Nach dem hervorragenden Abschneiden der beiden Kopfhörer-DAC-Preamps Questyle CMA600i und Questyle CMA400i war es für LowBeats nur konsequent, sich nunmehr auch mit den absoluten Top-Produkten des chinesischen Audio-Spezialisten zu beschäftigen – dem Questyle Golden Reference System.

Hier lautet die vorrangige Frage natürlich: Wenn bereits die preiswerteren Questyle Amps hervorragend klingen, wie weit kann man dann erst mit den ganz weit oben angesiedelten Verstärker-Modellen kommen?

Schließlich entstand der Questyle „Gold Tower“ unter der Prämisse, ein Audio-Referenzsystem besonders auch fürs Hören mit den weltbesten Kopfhörern zu erschaffen. Entsprechend hoch ist denn auch der Aufwand, den der chinesische Hersteller für seine Schmuckstücke betreibt.

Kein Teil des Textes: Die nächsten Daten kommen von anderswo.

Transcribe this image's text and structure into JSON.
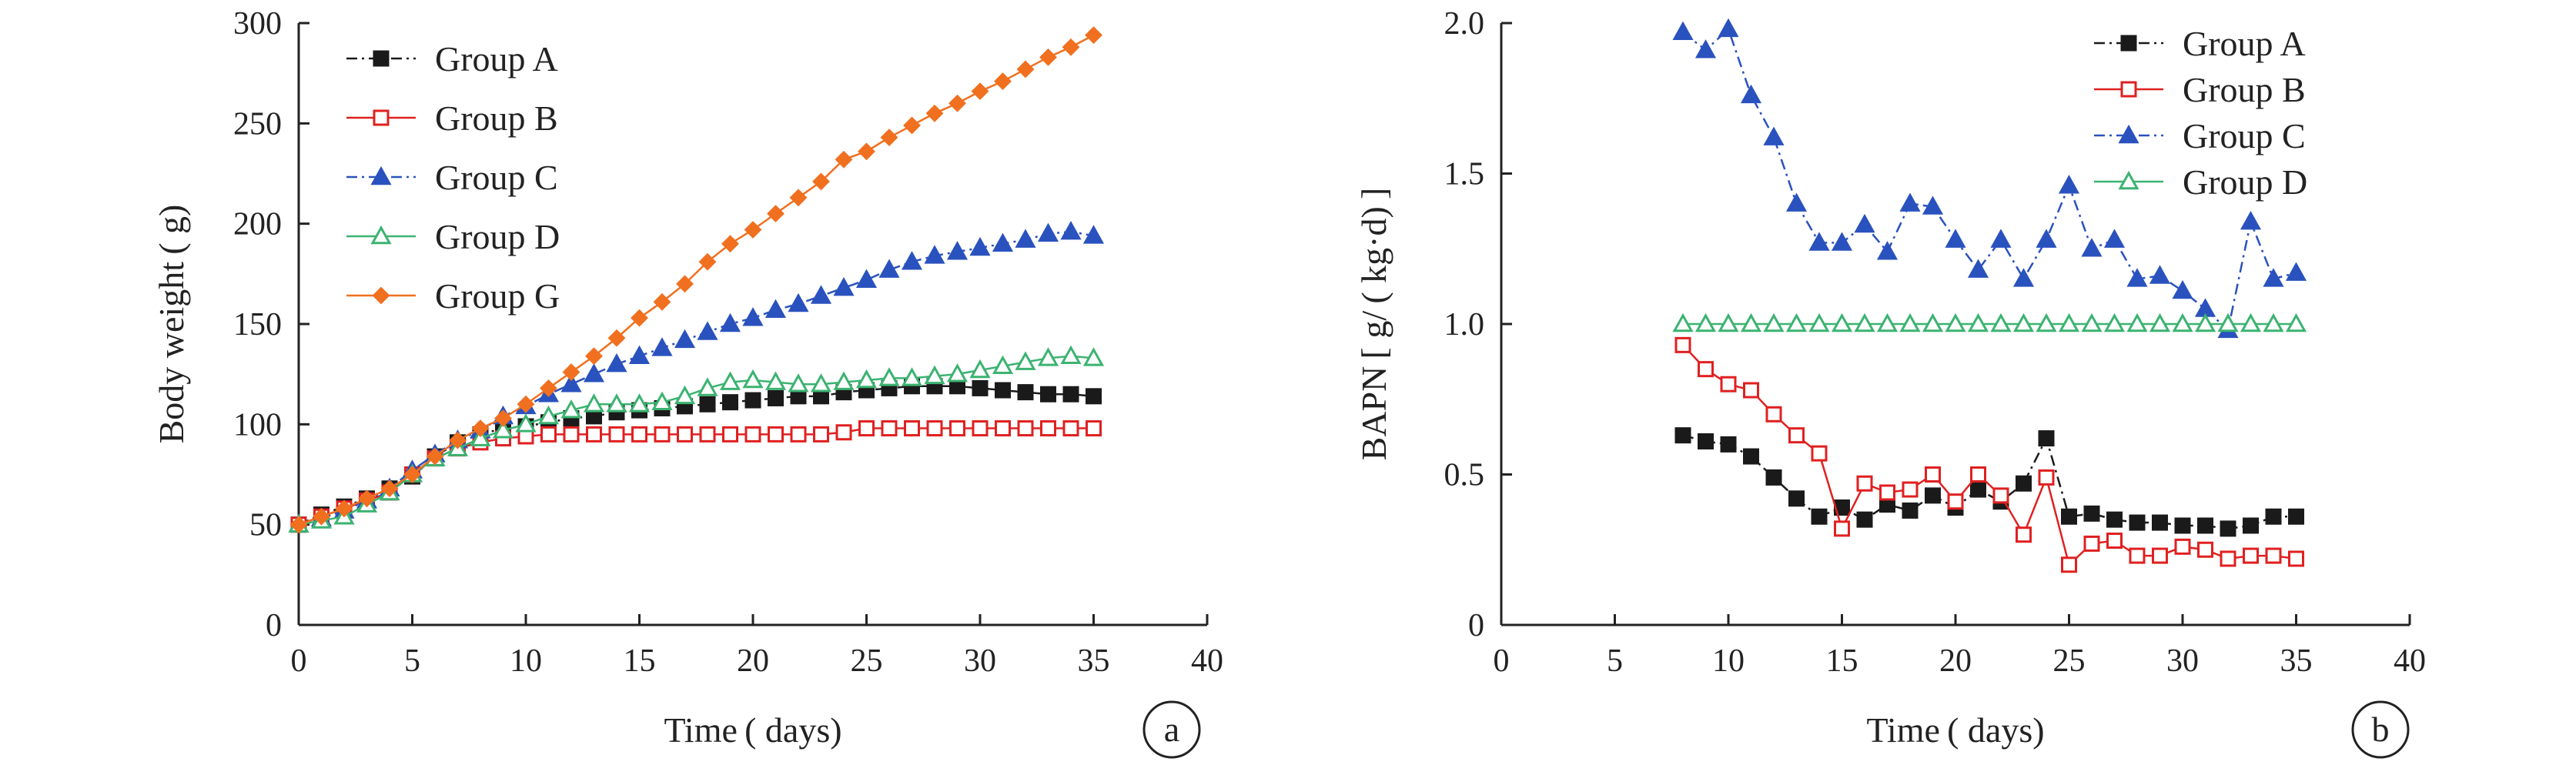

So besteht das Questyle Golden Reference System aus drei separaten Komponenten. In der Praxis sind es sogar vier, denn der Kopfhörer-Line-Preamp Questyle CMA800R spielt im Team gleich zweimal mit.

Die Idee dahinter: Gönnt man privilegierten Lautsprechern für optimale Klangvoraussetzungen den Betrieb an Endverstärker-Monoblöcken, so sollten sich auch symmetrisch verkabelte Kopfhörer-Wandlersysteme aus gleichem Grunde über jeweils eigene Verstärker freuen dürfen.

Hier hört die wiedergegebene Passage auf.